Gejala Long Covid dimulai dari pelemahan fisik secara umum, sesak napas, nyeri sendi, nyeri otot, batuk, diare, kehilangan penciuman, dan pengecapan,” kata Kabag Pembinaan Fungsi RS Polri, Kombes Yahya dalam diskusi 'Long Covid, Kenali dan Waspadai' di FMB9ID_IKP, Kamis (3/6/2021).

Yahya menyebut secara demografi pasien laki-laki lebih besar peluangnya terkena efek dari gejala Long Covid akibat gaya hidup pasien laki-laki. Berdasarkan penelitian Perhimpunan Dokter Paru Indonesia, 53,7 persen pasien merasakan gejala Long Covid selama satu bulan, sebanyak 43,6 persen selama 1-6 bulan, dan 2,7 persen lebih dari 6 bulan.

"Salah satu alasannya karena gaya hidup merokok. Biasanya juga pasien Covid-19 yang bergejala berat atau mungkin yang berhasil sembuh setelah dibantu ventilator memiliki kemungkinan yang lebih besar untuk menderita Long Covid ini,” ujarnya.

Lebih lanjut, Yahya mengatakan gejala Long Covid salah satunya juga dipicu kondisi psikologis pasien.
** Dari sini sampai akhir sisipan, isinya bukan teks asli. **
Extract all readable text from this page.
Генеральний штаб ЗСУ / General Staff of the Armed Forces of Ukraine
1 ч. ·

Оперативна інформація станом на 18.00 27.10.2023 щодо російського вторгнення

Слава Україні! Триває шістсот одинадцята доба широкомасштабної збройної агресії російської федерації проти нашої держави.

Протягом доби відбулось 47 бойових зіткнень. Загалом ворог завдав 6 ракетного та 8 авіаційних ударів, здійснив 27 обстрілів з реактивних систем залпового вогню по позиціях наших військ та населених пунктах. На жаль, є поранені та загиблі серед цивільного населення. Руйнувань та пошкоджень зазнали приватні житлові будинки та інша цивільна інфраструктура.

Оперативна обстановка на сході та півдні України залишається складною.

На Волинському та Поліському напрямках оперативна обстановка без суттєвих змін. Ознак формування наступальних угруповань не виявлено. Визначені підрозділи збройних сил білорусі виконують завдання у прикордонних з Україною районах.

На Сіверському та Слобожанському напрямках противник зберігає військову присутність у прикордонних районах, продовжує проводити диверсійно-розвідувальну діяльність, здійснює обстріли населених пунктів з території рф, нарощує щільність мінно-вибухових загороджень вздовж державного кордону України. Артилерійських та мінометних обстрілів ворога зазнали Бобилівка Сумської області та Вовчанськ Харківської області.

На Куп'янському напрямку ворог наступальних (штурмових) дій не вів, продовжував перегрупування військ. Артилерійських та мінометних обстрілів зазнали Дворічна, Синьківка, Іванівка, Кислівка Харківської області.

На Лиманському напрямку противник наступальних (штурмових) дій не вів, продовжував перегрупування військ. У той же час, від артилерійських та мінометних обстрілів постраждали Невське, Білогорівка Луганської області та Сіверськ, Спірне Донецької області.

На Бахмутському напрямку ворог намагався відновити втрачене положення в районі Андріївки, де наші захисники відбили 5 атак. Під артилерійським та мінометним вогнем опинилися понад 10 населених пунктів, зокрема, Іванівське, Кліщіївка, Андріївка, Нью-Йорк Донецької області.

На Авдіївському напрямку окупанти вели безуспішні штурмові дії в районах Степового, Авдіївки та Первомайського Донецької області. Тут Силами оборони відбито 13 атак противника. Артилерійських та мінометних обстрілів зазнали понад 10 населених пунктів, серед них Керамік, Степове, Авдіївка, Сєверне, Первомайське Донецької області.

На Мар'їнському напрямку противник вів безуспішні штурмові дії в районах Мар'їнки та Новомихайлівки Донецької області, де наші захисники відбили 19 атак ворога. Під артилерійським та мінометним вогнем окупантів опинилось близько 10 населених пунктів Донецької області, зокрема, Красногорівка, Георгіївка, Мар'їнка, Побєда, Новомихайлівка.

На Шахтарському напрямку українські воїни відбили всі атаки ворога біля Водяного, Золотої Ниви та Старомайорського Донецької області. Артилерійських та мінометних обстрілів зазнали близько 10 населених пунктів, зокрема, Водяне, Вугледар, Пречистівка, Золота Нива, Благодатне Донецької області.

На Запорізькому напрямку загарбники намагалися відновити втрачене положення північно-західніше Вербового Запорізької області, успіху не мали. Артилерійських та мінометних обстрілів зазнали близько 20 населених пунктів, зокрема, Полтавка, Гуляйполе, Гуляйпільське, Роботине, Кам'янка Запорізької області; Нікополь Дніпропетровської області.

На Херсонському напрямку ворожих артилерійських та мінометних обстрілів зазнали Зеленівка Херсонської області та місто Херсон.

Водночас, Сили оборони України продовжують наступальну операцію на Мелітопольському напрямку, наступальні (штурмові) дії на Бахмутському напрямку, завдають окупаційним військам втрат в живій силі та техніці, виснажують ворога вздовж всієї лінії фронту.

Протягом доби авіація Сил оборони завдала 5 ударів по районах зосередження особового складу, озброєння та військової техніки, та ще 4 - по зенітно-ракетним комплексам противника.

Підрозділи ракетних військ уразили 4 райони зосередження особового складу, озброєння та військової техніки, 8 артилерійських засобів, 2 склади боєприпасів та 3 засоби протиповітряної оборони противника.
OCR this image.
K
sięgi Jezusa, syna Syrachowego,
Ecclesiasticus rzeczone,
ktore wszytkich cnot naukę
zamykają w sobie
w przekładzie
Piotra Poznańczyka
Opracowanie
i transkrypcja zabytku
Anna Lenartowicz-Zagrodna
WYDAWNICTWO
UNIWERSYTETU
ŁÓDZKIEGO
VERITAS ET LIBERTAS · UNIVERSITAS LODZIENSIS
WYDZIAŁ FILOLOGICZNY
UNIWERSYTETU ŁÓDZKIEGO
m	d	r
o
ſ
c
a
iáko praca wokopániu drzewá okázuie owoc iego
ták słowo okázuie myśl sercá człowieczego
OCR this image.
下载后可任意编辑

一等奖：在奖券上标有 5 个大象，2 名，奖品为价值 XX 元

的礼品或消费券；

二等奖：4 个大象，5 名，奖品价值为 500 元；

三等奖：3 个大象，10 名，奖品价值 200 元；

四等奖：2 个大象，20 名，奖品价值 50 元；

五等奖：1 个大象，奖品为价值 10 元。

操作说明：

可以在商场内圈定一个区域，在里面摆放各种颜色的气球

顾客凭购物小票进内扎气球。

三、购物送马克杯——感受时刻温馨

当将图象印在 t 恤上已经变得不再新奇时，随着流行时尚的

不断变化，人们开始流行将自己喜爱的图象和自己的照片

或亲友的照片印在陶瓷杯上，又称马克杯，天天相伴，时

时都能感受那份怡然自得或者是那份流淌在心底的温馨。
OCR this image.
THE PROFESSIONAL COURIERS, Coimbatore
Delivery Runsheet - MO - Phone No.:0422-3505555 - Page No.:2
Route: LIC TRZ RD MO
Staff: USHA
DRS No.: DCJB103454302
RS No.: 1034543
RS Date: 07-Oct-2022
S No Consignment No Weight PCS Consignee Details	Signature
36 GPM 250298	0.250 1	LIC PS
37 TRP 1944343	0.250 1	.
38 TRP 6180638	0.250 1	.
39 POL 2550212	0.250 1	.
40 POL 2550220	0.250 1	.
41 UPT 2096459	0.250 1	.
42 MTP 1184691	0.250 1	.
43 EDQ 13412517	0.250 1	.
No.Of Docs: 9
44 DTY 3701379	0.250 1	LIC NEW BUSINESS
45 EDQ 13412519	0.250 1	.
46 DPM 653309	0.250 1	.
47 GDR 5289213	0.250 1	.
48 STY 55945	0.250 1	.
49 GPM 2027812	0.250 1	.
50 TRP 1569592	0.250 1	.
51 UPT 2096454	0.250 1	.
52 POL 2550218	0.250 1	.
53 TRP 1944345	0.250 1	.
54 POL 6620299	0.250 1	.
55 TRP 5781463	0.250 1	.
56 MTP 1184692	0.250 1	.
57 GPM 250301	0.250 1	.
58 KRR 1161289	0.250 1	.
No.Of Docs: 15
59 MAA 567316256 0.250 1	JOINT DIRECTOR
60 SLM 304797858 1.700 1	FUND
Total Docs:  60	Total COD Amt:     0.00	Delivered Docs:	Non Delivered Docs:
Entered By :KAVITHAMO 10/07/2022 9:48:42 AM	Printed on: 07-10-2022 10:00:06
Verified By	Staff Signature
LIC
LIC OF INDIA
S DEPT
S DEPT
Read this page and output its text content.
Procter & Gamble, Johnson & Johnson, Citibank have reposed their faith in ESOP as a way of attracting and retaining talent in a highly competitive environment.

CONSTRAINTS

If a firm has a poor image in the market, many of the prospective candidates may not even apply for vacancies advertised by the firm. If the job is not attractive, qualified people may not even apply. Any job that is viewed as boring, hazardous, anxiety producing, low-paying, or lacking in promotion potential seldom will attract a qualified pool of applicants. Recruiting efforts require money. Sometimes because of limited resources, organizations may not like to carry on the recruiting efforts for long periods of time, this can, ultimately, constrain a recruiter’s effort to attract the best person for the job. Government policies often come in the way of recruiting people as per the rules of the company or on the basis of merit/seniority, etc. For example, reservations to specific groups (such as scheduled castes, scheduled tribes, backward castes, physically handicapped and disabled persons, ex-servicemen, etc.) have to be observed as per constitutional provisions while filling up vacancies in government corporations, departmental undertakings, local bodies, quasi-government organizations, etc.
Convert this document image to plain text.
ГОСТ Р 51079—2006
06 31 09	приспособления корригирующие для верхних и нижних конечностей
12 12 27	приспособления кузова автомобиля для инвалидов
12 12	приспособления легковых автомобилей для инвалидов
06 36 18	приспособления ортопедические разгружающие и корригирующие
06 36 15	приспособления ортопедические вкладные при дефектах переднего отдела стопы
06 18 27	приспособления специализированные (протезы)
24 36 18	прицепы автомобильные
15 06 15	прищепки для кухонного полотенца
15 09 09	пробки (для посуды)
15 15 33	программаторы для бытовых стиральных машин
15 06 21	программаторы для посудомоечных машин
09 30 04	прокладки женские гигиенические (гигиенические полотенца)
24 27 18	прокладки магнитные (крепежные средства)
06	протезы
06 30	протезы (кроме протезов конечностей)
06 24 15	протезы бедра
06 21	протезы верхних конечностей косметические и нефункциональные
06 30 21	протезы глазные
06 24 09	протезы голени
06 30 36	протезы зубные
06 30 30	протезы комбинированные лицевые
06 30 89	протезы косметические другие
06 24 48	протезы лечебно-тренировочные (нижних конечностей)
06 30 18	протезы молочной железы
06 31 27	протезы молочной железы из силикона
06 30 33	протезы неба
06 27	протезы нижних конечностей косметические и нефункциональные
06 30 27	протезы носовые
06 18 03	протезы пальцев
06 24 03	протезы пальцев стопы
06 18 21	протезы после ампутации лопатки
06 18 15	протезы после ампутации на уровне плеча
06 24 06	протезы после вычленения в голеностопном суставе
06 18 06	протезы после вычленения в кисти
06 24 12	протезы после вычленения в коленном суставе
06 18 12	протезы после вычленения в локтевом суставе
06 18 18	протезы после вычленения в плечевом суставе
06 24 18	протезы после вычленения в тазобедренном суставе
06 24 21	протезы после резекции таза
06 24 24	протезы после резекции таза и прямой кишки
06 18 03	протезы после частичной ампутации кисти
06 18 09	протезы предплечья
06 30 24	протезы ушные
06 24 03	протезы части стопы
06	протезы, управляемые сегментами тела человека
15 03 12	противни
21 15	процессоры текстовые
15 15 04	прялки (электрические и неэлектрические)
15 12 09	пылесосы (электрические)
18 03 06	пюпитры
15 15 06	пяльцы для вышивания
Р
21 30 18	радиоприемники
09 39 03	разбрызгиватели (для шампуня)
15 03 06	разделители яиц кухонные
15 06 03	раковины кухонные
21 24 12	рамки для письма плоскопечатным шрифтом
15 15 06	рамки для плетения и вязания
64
Lantaran kondisi tersebut membuat pasien cepat cemas dan mengalami depresiasi.

 Yahya kerap menyarankan kepada para pasien apabila merasakan gejala-gejala Long Covid setelah dinyatakan sembuh diharapkan pasien terus berkonsultasi kepada dokter.

“Memang ada kelemahan seseorang gampang cemas, gampang depresi, ini juga faktor yang membuat seseorang Long Covid,” tuturnya.